Wells Fargo (Weighted Average Cost of Capital (WACC) Analysis)
Helpful Information for Wells Fargo's Analysis
What is the WACC Formula? Analyst use the WACC Discount Rate (weighted average cost of capital) to determine Wells Fargo's investment risk. WACC Formula = Cost of Equity (CAPM) * Common Equity + (Cost of Debt) * Total Debt. The result of this calculation is an essential input for the discounted cash flow (DCF) analysis for Wells Fargo. Value Investing Importance? This method is widely used by investment professionals to determine the correct price for investments in Wells Fargo before they make value investing decisions. This WACC analysis is used in Wells Fargo's discounted cash flow (DCF) valuation and see how the WACC calculation affect's Wells Fargo's company valuation.
WACC Analysis Information
1. The WACC (discount rate) calculation for Wells Fargo uses comparable companies to produce a single WACC (discount rate).

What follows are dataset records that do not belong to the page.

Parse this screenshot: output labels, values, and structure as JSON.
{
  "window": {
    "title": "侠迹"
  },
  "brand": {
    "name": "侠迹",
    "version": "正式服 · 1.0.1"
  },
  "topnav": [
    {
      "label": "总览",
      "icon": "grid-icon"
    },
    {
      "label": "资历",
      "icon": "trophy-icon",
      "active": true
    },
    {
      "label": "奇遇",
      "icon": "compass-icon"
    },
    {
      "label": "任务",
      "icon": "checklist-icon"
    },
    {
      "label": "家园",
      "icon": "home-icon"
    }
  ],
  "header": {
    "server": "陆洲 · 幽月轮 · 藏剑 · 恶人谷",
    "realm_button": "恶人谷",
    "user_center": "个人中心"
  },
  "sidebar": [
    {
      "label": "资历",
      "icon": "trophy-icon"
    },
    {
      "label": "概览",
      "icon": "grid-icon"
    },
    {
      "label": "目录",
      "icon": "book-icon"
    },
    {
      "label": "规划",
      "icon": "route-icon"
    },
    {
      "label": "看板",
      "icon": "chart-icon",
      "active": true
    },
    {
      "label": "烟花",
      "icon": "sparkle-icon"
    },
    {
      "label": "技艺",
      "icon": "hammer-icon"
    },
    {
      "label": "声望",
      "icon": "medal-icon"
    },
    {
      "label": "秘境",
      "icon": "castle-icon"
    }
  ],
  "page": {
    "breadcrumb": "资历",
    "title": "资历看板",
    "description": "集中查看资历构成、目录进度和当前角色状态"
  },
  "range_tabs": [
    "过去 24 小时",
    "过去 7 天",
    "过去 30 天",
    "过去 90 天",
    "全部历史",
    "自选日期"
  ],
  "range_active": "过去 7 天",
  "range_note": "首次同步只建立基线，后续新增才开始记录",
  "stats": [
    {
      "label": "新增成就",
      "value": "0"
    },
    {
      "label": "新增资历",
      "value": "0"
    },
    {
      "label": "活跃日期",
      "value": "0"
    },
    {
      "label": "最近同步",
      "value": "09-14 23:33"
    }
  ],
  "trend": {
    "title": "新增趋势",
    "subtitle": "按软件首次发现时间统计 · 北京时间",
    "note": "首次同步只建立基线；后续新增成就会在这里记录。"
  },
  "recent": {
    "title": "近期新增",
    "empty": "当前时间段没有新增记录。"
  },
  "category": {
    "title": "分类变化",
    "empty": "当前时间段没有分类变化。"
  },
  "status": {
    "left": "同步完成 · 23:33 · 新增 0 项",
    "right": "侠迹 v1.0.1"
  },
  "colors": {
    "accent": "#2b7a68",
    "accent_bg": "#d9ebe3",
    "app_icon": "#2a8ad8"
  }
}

An industry average WACC (discount rate) is the most accurate for Wells Fargo over the long term. If there are any short-term differences between the industry WACC and Wells Fargo's WACC (discount rate), then Wells Fargo is more likely to revert to the industry WACC (discount rate) over the long term.
2. The WACC calculation uses the higher of Wells Fargo's WACC or the risk free rate, because no investment can have a cost of capital that is better than risk free. This situation may occur if the beta is negative and Wells Fargo uses a significant proportion of equity capital.